GW- Chinese leadership transition

For my second DC event I went to George Washington for a discussion on China’s leadership transition. The speaker was Christopher Johnson, a chair of China studies at CSIS and a former analyst at the CIA. After a brief introduction he started his discussion. He started off simply discussing the apparent result of the most recent party congress. He addressed some of the more widely discussed topics, especially the influence of Jiang Zemin. He also discussed the lack of reformists on the standing committee. While he acknowledged that this sent discouraging signals he made the counter argument that since the committee does not seem to have any major ideological fault lines it means it has a greater opportunity accomplish its goals.

After discussing the transition itself he moved onto the effects the personnel changes would have on China’s policy. In terms of economic and political reform the latter is less likely to occur. If anything changes it is likely to be in the form of some intraparty democratization or some small tweaks to the system. With economic reforms he argues that as a princeling Xi Jinping may have the credibility to tackle some of the most egregious forms of corruptions such as land grabs by local officials. Later Johnson discussed some of the problems with provincial and local authorities. Afterwards he talked about the changing status of the PLA and the extent of military corruption.

After discussing the military he segued into foreign affairs. Here he discussed the difficulties of Sino-Japanese relations in recent years and the reasons for their decline. Johnson also tried to explain why the Chinese government has been moving to embrace the North Korean government more since 2008. He then finalized his analysis by discussing the future of relations between the US and China. While the Chinese government was slightly relieved with Obama’s reelection there is a degree of uncertainty as many administration officials leave. However, he did not predict any major changes in the near future.

After he was done speaking Johnson opened up a question and answer session.
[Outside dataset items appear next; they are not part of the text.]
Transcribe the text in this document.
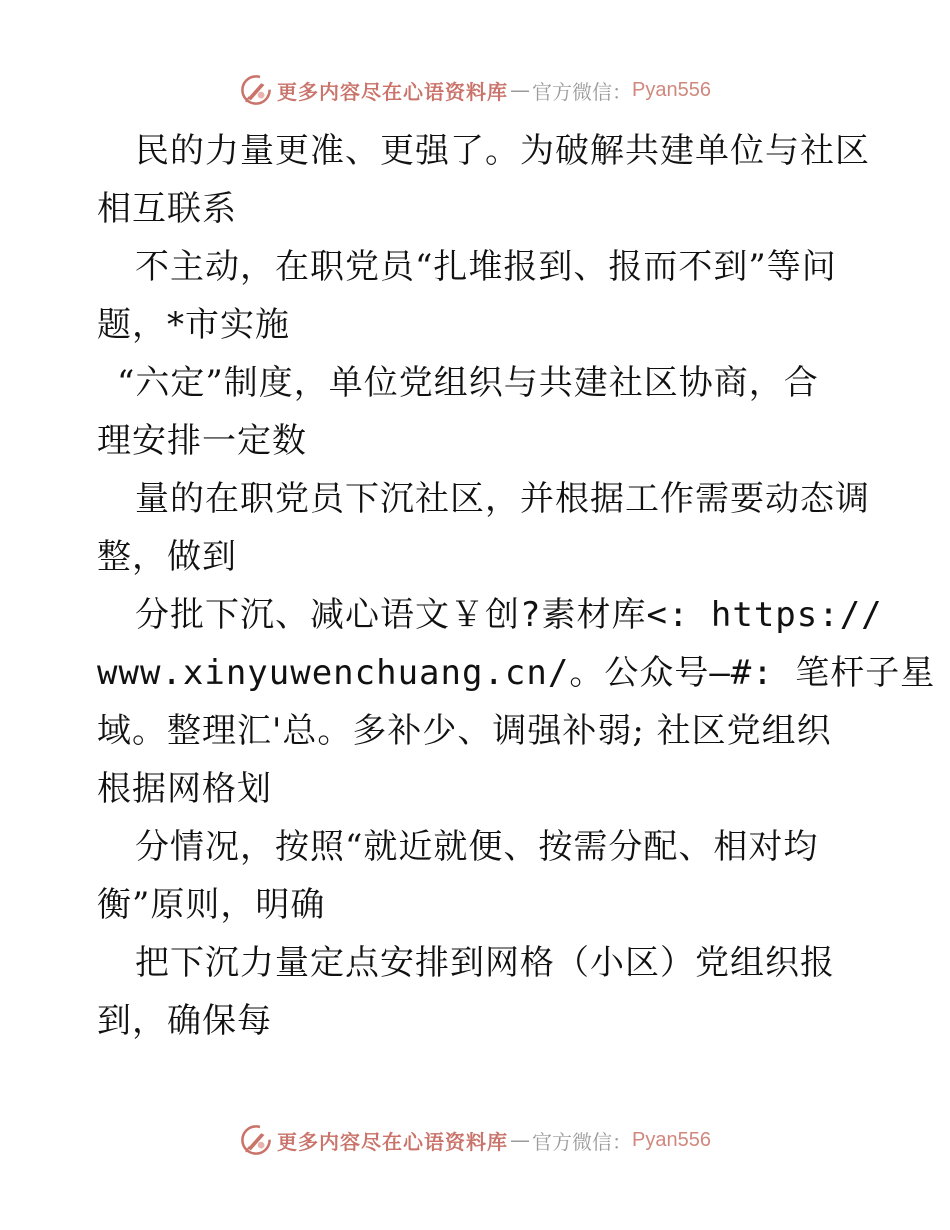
更多内容尽在心语资料库 — 官方微信： Pyan556
民的力量更准、更强了。为破解共建单位与社区
相互联系
不主动，在职党员“扎堆报到、报而不到”等问
题，*市实施
“六定”制度，单位党组织与共建社区协商，合
理安排一定数
量的在职党员下沉社区，并根据工作需要动态调
整，做到
分批下沉、减心语文￥创?素材库<: https://
www.xinyuwenchuang.cn/。公众号—#: 笔杆子星
域。整理汇'总。多补少、调强补弱; 社区党组织
根据网格划
分情况，按照“就近就便、按需分配、相对均
衡”原则，明确
把下沉力量定点安排到网格（小区）党组织报
到，确保每
更多内容尽在心语资料库 — 官方微信： Pyan556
The first questions dealt with perennial issues such as Taiwan and Tibet. On the former he felt not much would change soon since the current KMT government has overseen a relatively stable period of cross straight relations. On Tibet he was surprisingly optimistic since Xi and his father have had a history of being fairly moderate on this issue. The remaining questions mostly regarded specific officials or certain details of the transition such as Xi’s brief disappearance. After these had been addressed the moderator made some closing remarks as the conference wound down.